Ear mites can be treated with a variety of methods. Your veterinarian will recommend the best method for your pet. DIY and over-the-counter treatments are less effective than prescription medications.

They also take longer to treat. Some newer medications only require one application to be effective, so you can quickly relieve your cat’s discomfort.

Thorough cleansing of the ears will clear any discharge and calm irritation. It may also remove mites. You can follow up with one of the following:

  • Sometimes, it is possible to treat the ear with a single medication.
  • One-time treatments are usually applied to the skin as monthly parasite control medication. Although a single dose is sufficient to treat an ear mite infestation, you might consider applying them every month to control other parasites.
  • It is possible to repeat the application of medication to your ear.
  • Injectable ivermectin is also available; this is an off-label treatment for ear mites.

For successful treatment of ear mites, it is crucial to follow the recommended dosage schedule by your veterinarian. Although they are more time-consuming, certain medications can be used to calm inflammation and treat secondary yeast or bacterial infections.
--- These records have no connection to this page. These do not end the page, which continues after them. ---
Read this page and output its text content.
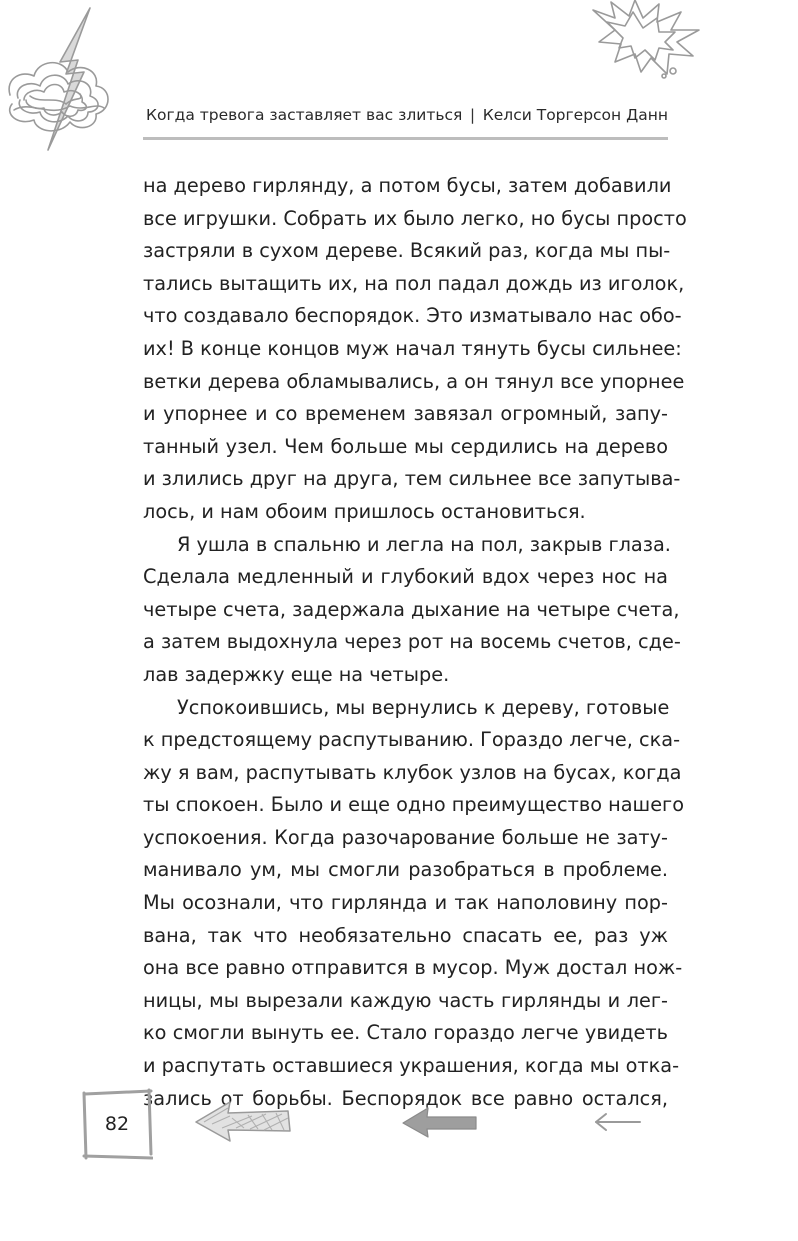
Когда тревога заставляет вас злиться | Келси Торгерсон Данн
на дерево гирлянду, а потом бусы, затем добавили
все игрушки. Собрать их было легко, но бусы просто
застряли в сухом дереве. Всякий раз, когда мы пы-
тались вытащить их, на пол падал дождь из иголок,
что создавало беспорядок. Это изматывало нас обо-
их! В конце концов муж начал тянуть бусы сильнее:
ветки дерева обламывались, а он тянул все упорнее
и упорнее и со временем завязал огромный, запу-
танный узел. Чем больше мы сердились на дерево
и злились друг на друга, тем сильнее все запутыва-
лось, и нам обоим пришлось остановиться.
Я ушла в спальню и легла на пол, закрыв глаза.
Сделала медленный и глубокий вдох через нос на
четыре счета, задержала дыхание на четыре счета,
а затем выдохнула через рот на восемь счетов, сде-
лав задержку еще на четыре.
Успокоившись, мы вернулись к дереву, готовые
к предстоящему распутыванию. Гораздо легче, ска-
жу я вам, распутывать клубок узлов на бусах, когда
ты спокоен. Было и еще одно преимущество нашего
успокоения. Когда разочарование больше не зату-
манивало ум, мы смогли разобраться в проблеме.
Мы осознали, что гирлянда и так наполовину пор-
вана, так что необязательно спасать ее, раз уж
она все равно отправится в мусор. Муж достал нож-
ницы, мы вырезали каждую часть гирлянды и лег-
ко смогли вынуть ее. Стало гораздо легче увидеть
и распутать оставшиеся украшения, когда мы отка-
зались от борьбы. Беспорядок все равно остался,
82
Even if the pet is not showing any symptoms, it is important to treat all of the pets in the house, including dogs. 

back to menu ↑

Prognosis for Cats with Ear Mites

Most cats respond well to treatment. Untreated cats could develop bacterial infections, damaged ears, and possibly deafness. If your cat is suffering from mite infestations, it may be more difficult for them to get rid of them.

back to menu ↑

How to Prevent Ear Mites

Keep your cat indoors to prevent ear mites. If you own an indoor/outdoor cat that needs protection, ensure your cat has clean bedding and toys.

Also, maintain an eye on your cat’s behavior and get regular vet visits to identify any signs.

back to menu ↑

Are Ear Mites contagious to Humans?

Ear mites don’t survive long on humans and do not cause long-term infection. However, they can occasionally hang out on human arms and extremities for a short time, producing a temporary rash.


back to menu ↑

How to check for ear mites in cats?

Pet owners most commonly notice ear mites. Ear mites are so tiny that a vet will usually confirm them by looking under a microscope at the discharge from your cat’s ears. If you look near a magnifying lens, you may see tiny white dots in your cat’s ears. A vet can confirm their presence.

back to menu ↑

What do ear mites look like in cats?

If you imagine your cat might have ear mites, there are a few things to look out for. It would aid if you looked out for excessive scratching or shaking of the head, which could be your cat’s way of relieving discomfort. Ear mites can also be identified by dark, crusty, or waxy discharge.

back to menu ↑

What causes ear mites in cats?

Cats can contract ear mites for a variety of reasons. The most common cause is contact with infected cats. Cats who spend time in shelters, or are close to infected cats, often get ear mites. Ear mites are also more common in outdoor cats.

back to menu ↑

How to get rid of ear mites in cats?

The treatment begins with thoroughly cleaning the cat’s ears to remove any debris or wax that could protect the mites from the topical medication. Dr. Miller says that many topical, oral, and systemic treatments are available, and most, such as ivermectin, are highly effective.

back to menu ↑

How to get rid of ear mites in cats with olive oil?

If your pet is scraping or shaking his head, or his ears are red or have a bad smell, take him to the vet. While oils such as coconut oil, mineral oil, and coconut oil are safe, olive oil can be used to kill ear mites, although it may take several weeks to get rid of them.

back to menu ↑

How long does it take to get rid of ear mites in cats?

It will bring at least three weeks to get rid of mites completely. Your cat’s itching should diminish as the medication starts to take effect.

Call your veterinarian instantly if you presume that your pet may be ill. Your veterinarian is the best person to consult for health questions. They have noticed your pet and know your pet’s history.